Comment by kevingadd
13 years ago
Guild Wars did this in user mode in the background while playing - it did background testing of the user's CPU, RAM, and GPU. Machines that failed the tests were flagged so that their crash reports got bucketed separately (saving us the time of trying to understand impossible crashes), and it popped up a message telling the user their computer was broken.
So even if the OS should be doing this for you, for long-running processes you could do it yourself in user mode. (I don't know if it's worth the effort, though.)
That's exactly my plan with Redis, and it is awesome to discover that it was used with success in the past! But I've a problem given that I can't access memory at a lower level, that is, when to test and what?

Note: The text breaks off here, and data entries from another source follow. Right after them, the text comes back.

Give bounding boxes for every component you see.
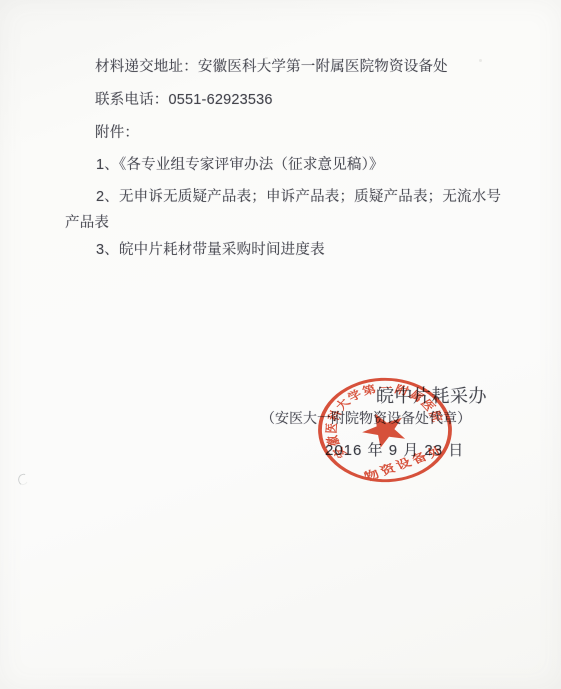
official-red-stamp: 安徽医科大学第一附属医院 物资设备处 bbox=[300, 355, 470, 505]
scanned-document-page: 材料递交地址：安徽医科大学第一附属医院物资设备处 联系电话：0551-62923… bbox=[0, 0, 561, 689]
contact-phone-line: 联系电话：0551-62923536 bbox=[95, 91, 273, 109]
attachment-item-2-continued: 产品表 bbox=[65, 214, 109, 232]
attachments-heading: 附件： bbox=[95, 124, 139, 142]
submission-address-line: 材料递交地址：安徽医科大学第一附属医院物资设备处 bbox=[95, 58, 448, 76]
attachment-item-1: 1、《各专业组专家评审办法（征求意见稿）》 bbox=[96, 156, 384, 174]
scan-speck bbox=[479, 59, 482, 62]
scan-smudge-mark bbox=[17, 473, 30, 487]
scan-speck bbox=[265, 57, 268, 59]
attachment-item-3: 3、皖中片耗材带量采购时间进度表 bbox=[96, 241, 325, 259]
star-icon bbox=[355, 407, 412, 451]
attachment-item-2: 2、无申诉无质疑产品表；申诉产品表；质疑产品表；无流水号 bbox=[96, 188, 501, 206]
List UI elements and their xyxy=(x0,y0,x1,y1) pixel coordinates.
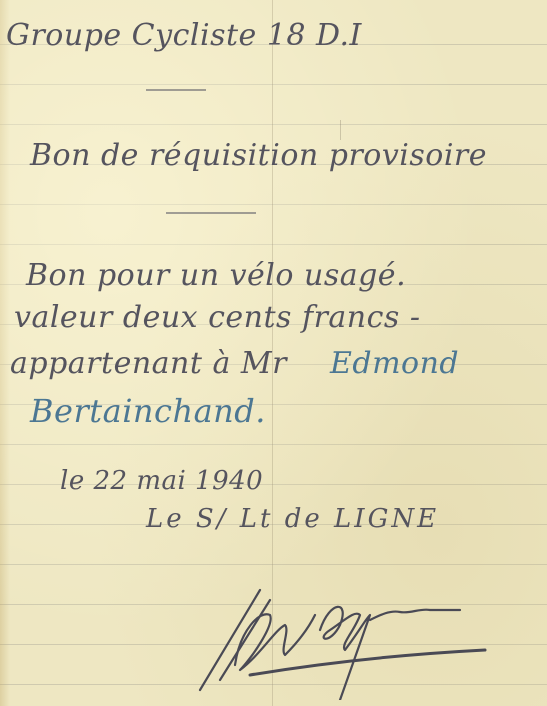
document-title: Bon de réquisition provisoire xyxy=(30,138,487,173)
body-line-value: valeur deux cents francs - xyxy=(14,300,421,335)
body-line-owner-prefix: appartenant à Mr xyxy=(10,346,287,381)
handwritten-signature-icon xyxy=(190,570,510,700)
paper-crease-mark xyxy=(340,120,341,140)
title-underline xyxy=(166,212,256,214)
owner-first-name: Edmond xyxy=(330,346,459,381)
unit-header: Groupe Cycliste 18 D.I xyxy=(6,18,362,53)
signatory-name: Le S/ Lt de LIGNE xyxy=(146,504,439,534)
requisition-document: Groupe Cycliste 18 D.I Bon de réquisitio… xyxy=(0,0,547,706)
body-line-voucher: Bon pour un vélo usagé. xyxy=(26,258,406,293)
header-underline xyxy=(146,89,206,91)
owner-last-name: Bertainchand. xyxy=(30,392,266,430)
document-date: le 22 mai 1940 xyxy=(60,466,263,496)
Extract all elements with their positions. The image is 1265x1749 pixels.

I've the following possibilities basically:
1) Test on malloc(), with a given probability, and perhaps only up to N bytes of the allocation, for latency concerns.

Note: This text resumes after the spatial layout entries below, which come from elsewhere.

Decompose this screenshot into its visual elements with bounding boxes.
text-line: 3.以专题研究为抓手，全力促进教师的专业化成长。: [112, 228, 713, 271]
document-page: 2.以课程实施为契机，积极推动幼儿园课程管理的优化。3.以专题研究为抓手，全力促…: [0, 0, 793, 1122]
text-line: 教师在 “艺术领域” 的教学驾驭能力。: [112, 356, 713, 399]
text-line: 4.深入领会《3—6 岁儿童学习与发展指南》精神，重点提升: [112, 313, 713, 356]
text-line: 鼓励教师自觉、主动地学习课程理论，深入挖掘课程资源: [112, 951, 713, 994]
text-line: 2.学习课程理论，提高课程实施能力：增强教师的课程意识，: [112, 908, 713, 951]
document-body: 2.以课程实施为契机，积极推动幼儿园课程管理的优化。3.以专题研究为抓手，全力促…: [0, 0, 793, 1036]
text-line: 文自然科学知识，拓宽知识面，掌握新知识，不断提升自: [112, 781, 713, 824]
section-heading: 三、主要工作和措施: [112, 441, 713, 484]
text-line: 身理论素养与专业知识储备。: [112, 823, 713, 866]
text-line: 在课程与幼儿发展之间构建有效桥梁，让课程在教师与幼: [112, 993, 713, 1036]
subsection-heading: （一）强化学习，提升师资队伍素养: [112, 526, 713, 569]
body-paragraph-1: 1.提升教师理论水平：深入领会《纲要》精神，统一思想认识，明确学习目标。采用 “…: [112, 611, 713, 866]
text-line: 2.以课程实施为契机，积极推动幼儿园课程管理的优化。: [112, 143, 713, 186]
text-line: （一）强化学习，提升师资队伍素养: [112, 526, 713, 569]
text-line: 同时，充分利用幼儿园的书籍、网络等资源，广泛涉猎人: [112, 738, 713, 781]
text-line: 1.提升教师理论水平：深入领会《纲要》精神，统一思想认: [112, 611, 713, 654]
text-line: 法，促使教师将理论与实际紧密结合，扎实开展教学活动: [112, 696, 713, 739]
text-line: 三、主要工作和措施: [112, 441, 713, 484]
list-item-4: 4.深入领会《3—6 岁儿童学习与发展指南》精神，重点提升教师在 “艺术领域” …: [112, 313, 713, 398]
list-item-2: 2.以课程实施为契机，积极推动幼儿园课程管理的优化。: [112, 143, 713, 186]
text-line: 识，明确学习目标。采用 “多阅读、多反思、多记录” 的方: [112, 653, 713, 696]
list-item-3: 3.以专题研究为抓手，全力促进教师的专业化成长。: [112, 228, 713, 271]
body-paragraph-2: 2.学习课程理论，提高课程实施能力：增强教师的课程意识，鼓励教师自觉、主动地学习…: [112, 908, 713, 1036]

2) Do the same also at free() time.
3) From the time to time test just allocating a new piece of memory with malloc of a fixed size, test it, and free it again.
"3" is the one with the minimum overhead, but probably 1+2 have a bigger percentage of hitting all the pages, eventually...
I don't have a broken memory module to test different strategies, I wonder if there is a kenrel module that simulates broken mem.
Note that Redis can already test the computer memory with 'redis-server --test-memory' but of course this requires user intervention.
That's really smart.